Getting men to see a doctor -- before it's too late

For a good 10 years, Josh Hastings had annoying stomach problems. Food just didn't sit well in his system. It got so bad he went to a doctor, who recommended a colonoscopy.

"I never went," said Hastings, now 37. "I found every excuse not to go. Didn't feel like it, couldn't get off from work, too busy." Then he saw blood in his stool. After two months of that he went for the screening test. "I knew I had to take care of it before things got serious," Hastings said.

But things were already serious.

Hastings had just become a dad in 2008 when he found out he had Stage 3 colon cancer. "The tumor had broken through the colon wall. There were spots on my lymph nodes, too," he said.

If Hastings had been tested 10 years earlier, when it was first recommended, doctors would have likely found a polyp -- a small benign growth on the wall of the colon -- removed it and sent Hastings on his way with a clean bill of health.

Instead, he dismissed persistent symptoms and ignored his wife's periodic urging to get checked out by a doctor. He did what experts say many men do when it comes to their own health -- nothing -- for as long as he possibly could.

Dr. Carmella Sebastian is senior medical director for clinical client solutions at Florida Blue. For a decade, she has focused on talking with employers about health-care utilization.

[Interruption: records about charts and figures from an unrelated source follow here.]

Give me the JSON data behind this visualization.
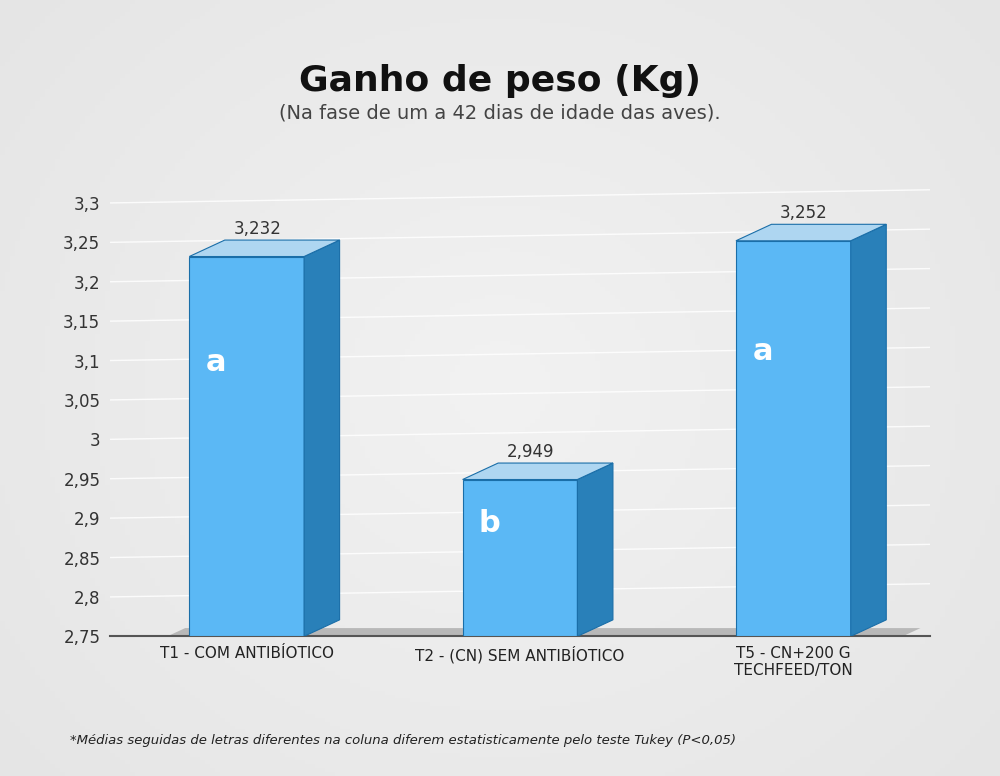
{
  "title": "Ganho de peso (Kg)",
  "subtitle": "(Na fase de um a 42 dias de idade das aves).",
  "categories": [
    "T1 - COM ANTIBÍOTICO",
    "T2 - (CN) SEM ANTIBÍOTICO",
    "T5 - CN+200 G\nTECHFEED/TON"
  ],
  "values": [
    3.232,
    2.949,
    3.252
  ],
  "labels": [
    "a",
    "b",
    "a"
  ],
  "value_labels": [
    "3,232",
    "2,949",
    "3,252"
  ],
  "ylim": [
    2.75,
    3.3
  ],
  "yticks": [
    2.75,
    2.8,
    2.85,
    2.9,
    2.95,
    3.0,
    3.05,
    3.1,
    3.15,
    3.2,
    3.25,
    3.3
  ],
  "bar_face_color": "#5BB8F5",
  "bar_side_color": "#2980B9",
  "bar_top_color": "#AED6F1",
  "bar_edge_color": "#1A6EA8",
  "floor_color": "#C0C0C0",
  "bg_color_center": "#F0F0F0",
  "bg_color_edge": "#BEBEBE",
  "footnote": "*Médias seguidas de letras diferentes na coluna diferem estatisticamente pelo teste Tukey (P<0,05)",
  "title_fontsize": 26,
  "subtitle_fontsize": 14,
  "tick_fontsize": 12,
  "label_fontsize": 11,
  "letter_fontsize": 22,
  "value_fontsize": 12
}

"Women use services 1-1/2 times more than men. Always," Sebastian said.

At least for men with insurance, it's not about money. Even when insurance covered preventive services, "that still didn't get guys to go in," she said.

So what is it with men not going to the doctor?

Experts offer many explanations for the behavior, most of them rooted in how little boys are taught to handle a scraped knee on the playground.

"From a very early age, boys -- more than girls -- are encouraged to be tough, to ignore pain, to shake off injuries and to keep going," said Glenn Good, dean of the College of Education at the University of Florida in Gainesville. His research has focused on the role of men in society and their use of health-care services.

"It is pounded into boys' psyches by peers and adult-to-child shaming that they must be viewed as tough, invulnerable and shouldn't express emotions such as pain, loss and sadness."

Male avoidance of doctors may go even deeper.

Men "are wired to examine the available evidence and then take reasoned action," said Dr. Francisco Fernandez, professor and chairman of the department of psychiatry and behavioral neurosciences at University of South Florida Health in Tampa.

Research shows that psychological wiring along with social conditioning allow men to dismiss the possibility that something is physically or mentally wrong with them. "Emotions more than anything else motivate men to act," Fernandez said. "You need to feel there's a risk before you do something about it." If you don't acknowledge an illness or bothersome symptoms, then there's no risk to your health and no need to take action.

Still, other men take avoidance to the next level by adding another dose of denial.

"Men think, if I feel fine, there's not a problem," said Dr. Randy Wexler, a 23-year veteran of family medicine now practicing at Ohio State University's Wexner Medical Center in Columbus.

"Until something bad happens, men won't seek out care. But sometimes problems don't make themselves known for years, like with heart disease. It may be silent for years," Wexler said.

Sometimes men avoid getting checkups, an annual physical or recommended screening tests for other reasons. They fear finding out something is wrong. They think admitting illness or discomfort makes them appear weak. They worry that a health problem may cause them to be passed over for a job or promotion.

Most men also don't like feeling out of control.

"And having a medical exam is just that," said Jim O'Neil, a professor and psychologist in the department of educational psychology at the University of Connecticut in Storrs.

Seeing a doctor and waiting for test results creates a lot of uncertainty, an emotion many men have difficulty with. Also, being touched by a male doctor "may arouse homophobic fears in some men," said O'Neil, who specializes in the psychology of men and gender roles.

As an athlete who became a physical-education teacher and elementary-school coach, Josh Hastings grew up hearing -- and believing -- that guys should be tough and self-reliant.

"We all think it's not manly, it's uncool to go to the doctor. Plus you don't want someone saying you're sick or prodding and poking at you," he said.

He no longer feels that way. Now, five years after diagnosis and treatment, Hastings is cancer-free. He credits USF Health/Tampa General Hospital surgeon Jorge Marcet for saving enough of his colon to avoid having

a colostomy bag for life.

The experience left him with a new attitude toward annual checkups.

"It's a whole lot better than going through cancer treatment or having some terrible disease growing in your body," Hastings said. "A yearly doctor visit is far better and easier on the family, easier on you and easier on the pocketbook than having something like cancer."